Viele Jahre lang habe ich mit Evernote mein Leben organisiert. „Mein Leben“ ist vielleicht ein wenig übertrieben. Aber ich sammelte dort Belege, Notizen, Fotos, Pläne, Artikel, Weblinks und noch vieles mehr.
Meine lange „Way out – Phase“
Das funktionierte recht gut, außer dass meine Sammlung schon bald über 10.000 Artikel umfasste. Dann kam eine Phase der Stagnation bei Evernote und zwei Jahre an dem sie an einer neuen Version schraubten. Danach war alles anders. Die Funktionalitäten waren eingeschränkt, vieles funktionierte nicht mehr so ganz.
Aber so schnell wechselt man ein gewachsenes System nicht. Aber mein Verhältnis zu Evernote war gebrochen. Irgendwas lief immer schief und bis zuletzt fand ich Bugs oder Funktionen, die nicht so richtig wollten.
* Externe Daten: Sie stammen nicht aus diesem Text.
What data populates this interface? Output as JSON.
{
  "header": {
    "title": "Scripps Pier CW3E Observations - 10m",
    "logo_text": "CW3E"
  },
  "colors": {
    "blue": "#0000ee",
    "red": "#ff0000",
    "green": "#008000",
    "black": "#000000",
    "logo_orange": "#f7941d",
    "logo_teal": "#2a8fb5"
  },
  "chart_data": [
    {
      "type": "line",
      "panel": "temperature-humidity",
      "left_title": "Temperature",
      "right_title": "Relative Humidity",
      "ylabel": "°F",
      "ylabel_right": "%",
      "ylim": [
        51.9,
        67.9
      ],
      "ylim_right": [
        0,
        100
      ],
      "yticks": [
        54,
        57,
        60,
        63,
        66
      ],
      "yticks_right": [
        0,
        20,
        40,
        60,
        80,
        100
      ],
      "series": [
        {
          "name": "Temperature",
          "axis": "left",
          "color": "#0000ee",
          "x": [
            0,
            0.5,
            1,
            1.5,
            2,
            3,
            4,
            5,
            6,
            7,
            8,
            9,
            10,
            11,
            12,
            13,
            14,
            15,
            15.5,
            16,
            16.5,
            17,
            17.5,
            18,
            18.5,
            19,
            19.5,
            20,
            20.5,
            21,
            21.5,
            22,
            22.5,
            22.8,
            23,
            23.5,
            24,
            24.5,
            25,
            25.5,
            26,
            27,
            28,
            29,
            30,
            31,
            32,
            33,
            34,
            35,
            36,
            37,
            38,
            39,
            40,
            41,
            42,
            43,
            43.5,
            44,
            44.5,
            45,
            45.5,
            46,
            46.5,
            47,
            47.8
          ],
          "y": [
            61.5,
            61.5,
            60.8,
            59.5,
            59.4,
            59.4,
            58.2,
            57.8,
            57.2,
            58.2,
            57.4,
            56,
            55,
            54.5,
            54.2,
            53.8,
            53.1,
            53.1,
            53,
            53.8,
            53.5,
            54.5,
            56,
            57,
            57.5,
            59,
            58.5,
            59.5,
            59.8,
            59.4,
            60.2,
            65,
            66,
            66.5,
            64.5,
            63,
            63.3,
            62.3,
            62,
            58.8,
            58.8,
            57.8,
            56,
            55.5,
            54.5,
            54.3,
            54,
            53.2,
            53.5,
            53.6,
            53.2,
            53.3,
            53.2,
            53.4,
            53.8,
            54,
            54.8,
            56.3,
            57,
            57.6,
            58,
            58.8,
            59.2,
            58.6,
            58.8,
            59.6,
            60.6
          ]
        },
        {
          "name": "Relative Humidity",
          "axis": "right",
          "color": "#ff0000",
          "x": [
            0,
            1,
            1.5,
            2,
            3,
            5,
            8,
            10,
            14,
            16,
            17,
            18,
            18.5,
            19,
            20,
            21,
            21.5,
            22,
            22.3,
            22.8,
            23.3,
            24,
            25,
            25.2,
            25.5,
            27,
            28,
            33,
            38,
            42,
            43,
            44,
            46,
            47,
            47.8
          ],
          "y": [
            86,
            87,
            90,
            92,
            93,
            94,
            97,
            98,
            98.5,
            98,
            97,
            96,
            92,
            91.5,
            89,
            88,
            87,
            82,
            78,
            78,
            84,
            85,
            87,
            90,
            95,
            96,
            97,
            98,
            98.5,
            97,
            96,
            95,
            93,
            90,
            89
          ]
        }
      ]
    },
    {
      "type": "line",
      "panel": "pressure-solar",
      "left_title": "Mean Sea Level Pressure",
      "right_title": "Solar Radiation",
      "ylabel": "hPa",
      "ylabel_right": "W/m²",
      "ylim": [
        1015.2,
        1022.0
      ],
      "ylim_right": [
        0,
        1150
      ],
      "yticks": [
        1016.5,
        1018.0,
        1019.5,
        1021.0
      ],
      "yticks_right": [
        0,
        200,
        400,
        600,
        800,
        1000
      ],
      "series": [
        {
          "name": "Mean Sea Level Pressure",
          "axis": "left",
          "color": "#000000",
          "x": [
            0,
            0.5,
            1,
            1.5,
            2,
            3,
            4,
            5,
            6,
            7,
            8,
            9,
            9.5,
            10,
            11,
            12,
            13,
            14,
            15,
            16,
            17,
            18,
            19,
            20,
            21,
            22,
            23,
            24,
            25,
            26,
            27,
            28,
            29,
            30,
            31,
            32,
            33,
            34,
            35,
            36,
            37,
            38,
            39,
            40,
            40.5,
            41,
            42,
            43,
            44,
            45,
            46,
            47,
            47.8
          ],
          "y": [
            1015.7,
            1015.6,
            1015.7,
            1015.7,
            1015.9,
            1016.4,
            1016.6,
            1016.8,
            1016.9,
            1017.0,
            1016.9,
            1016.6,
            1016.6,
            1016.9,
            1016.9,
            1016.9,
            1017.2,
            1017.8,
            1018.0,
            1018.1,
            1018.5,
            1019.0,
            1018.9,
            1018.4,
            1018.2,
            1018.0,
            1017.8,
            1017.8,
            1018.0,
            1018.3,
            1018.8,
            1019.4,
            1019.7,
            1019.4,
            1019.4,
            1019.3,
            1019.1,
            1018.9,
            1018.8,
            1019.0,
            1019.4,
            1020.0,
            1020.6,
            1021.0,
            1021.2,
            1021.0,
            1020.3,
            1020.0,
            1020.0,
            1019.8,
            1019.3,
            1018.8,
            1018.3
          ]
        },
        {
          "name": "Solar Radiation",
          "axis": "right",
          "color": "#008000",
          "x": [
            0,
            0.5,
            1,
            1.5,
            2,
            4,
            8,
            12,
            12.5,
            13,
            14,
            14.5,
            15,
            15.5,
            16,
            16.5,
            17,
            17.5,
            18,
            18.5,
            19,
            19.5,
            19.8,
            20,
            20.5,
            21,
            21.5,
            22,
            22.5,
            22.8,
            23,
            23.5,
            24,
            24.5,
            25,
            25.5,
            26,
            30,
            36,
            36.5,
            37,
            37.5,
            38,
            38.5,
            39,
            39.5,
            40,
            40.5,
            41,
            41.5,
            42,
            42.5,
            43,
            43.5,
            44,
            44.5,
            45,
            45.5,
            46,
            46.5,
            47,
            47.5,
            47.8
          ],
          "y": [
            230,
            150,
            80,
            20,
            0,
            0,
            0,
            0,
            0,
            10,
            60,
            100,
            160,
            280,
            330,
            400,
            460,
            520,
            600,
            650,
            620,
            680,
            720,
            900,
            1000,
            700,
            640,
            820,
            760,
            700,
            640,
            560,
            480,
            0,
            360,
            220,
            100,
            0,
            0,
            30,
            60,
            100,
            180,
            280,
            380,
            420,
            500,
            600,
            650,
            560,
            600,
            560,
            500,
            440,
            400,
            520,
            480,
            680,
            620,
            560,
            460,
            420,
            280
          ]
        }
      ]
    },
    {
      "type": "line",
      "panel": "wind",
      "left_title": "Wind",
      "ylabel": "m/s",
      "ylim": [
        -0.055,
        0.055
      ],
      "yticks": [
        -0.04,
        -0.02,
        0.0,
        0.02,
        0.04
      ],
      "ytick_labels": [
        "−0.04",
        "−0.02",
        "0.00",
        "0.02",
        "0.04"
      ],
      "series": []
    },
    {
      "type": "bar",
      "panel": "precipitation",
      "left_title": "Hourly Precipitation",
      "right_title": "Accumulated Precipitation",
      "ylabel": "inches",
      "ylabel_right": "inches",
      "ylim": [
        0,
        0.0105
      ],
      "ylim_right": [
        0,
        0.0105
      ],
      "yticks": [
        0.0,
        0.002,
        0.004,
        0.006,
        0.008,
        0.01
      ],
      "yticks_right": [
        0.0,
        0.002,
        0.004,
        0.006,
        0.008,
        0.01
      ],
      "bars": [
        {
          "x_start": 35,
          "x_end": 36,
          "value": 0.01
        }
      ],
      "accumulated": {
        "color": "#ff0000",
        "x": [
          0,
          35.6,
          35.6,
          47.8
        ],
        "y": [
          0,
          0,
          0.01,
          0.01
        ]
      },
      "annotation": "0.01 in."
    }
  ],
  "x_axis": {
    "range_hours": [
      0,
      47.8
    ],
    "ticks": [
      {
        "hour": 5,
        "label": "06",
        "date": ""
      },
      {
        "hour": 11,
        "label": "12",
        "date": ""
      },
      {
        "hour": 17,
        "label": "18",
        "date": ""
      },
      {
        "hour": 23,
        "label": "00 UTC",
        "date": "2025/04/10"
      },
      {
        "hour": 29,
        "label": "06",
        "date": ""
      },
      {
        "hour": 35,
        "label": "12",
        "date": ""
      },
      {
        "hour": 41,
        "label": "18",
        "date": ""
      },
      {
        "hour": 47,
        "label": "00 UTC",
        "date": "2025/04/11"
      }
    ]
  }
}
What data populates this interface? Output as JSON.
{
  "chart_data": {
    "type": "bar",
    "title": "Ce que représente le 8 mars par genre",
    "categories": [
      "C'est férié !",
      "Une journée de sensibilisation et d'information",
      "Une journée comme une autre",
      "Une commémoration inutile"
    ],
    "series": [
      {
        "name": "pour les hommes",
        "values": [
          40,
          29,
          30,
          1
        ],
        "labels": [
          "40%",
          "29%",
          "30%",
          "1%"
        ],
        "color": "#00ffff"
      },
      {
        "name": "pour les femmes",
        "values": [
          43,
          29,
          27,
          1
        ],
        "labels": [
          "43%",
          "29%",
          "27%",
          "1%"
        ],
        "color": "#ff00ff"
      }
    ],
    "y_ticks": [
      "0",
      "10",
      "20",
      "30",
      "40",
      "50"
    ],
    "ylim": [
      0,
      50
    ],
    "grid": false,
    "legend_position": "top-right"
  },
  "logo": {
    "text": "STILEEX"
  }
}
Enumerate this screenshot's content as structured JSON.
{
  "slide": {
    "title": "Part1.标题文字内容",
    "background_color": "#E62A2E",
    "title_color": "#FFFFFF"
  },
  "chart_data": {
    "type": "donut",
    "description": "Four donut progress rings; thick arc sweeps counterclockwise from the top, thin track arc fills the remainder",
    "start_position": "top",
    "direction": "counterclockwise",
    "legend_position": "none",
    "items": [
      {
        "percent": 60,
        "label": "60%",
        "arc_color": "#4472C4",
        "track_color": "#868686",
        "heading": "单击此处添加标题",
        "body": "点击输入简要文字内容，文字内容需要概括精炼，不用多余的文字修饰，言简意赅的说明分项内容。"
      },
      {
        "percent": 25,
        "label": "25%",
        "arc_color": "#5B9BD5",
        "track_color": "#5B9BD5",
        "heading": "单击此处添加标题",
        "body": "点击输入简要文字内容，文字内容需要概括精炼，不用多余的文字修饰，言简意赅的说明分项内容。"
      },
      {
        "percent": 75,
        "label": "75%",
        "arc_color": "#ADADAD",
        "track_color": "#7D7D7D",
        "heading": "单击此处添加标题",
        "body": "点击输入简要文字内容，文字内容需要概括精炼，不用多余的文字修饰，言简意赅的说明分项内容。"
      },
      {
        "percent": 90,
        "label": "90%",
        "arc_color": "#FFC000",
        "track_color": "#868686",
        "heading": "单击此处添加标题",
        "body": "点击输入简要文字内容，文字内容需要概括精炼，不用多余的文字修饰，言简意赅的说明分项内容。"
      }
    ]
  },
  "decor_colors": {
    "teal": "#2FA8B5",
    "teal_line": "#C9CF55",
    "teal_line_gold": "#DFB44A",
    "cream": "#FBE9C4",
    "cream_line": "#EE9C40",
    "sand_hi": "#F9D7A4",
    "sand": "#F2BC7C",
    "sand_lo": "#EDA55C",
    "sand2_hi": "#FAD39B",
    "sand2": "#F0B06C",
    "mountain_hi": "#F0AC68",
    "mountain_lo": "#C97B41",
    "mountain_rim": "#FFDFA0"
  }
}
Das letzte halbe Jahr experimentierte ich mit anderen Plattformen. Auch wenn ich noch den perfekten Workflow für mich gefunden habe – geht das überhaupt – war es vor ein paar Wochen soweit:
Ich habe Evernote gekündigt.
Alternativen
Derzeit habe ich nicht die Alleskönner-Software in Verwendung sondern habe meinen „Datenschatz“ mehr aufgeteilt. Dazu kommen folgende Apps zum Einsatz:
- Apples Notizen
- Day One
- Strongbox (das mehr kann als nur Passwörter verwalten) – siehe auch meine Artikel dazu
- Shaarli – siehe auch Shaarli reloaded
- Wallabag
- und eine Cloud-Speicherlösung
Ob und wie ich Craft darin integriere – oder auch nicht – bin ich noch am tüfteln.
Über all diese Anwendungen und die Nutzung meinerseits wird es noch Folgeartikel geben.
Und wer weiß: Vielleicht entdecke ich beim bloggen darüber noch die eine oder andere Software-Perle.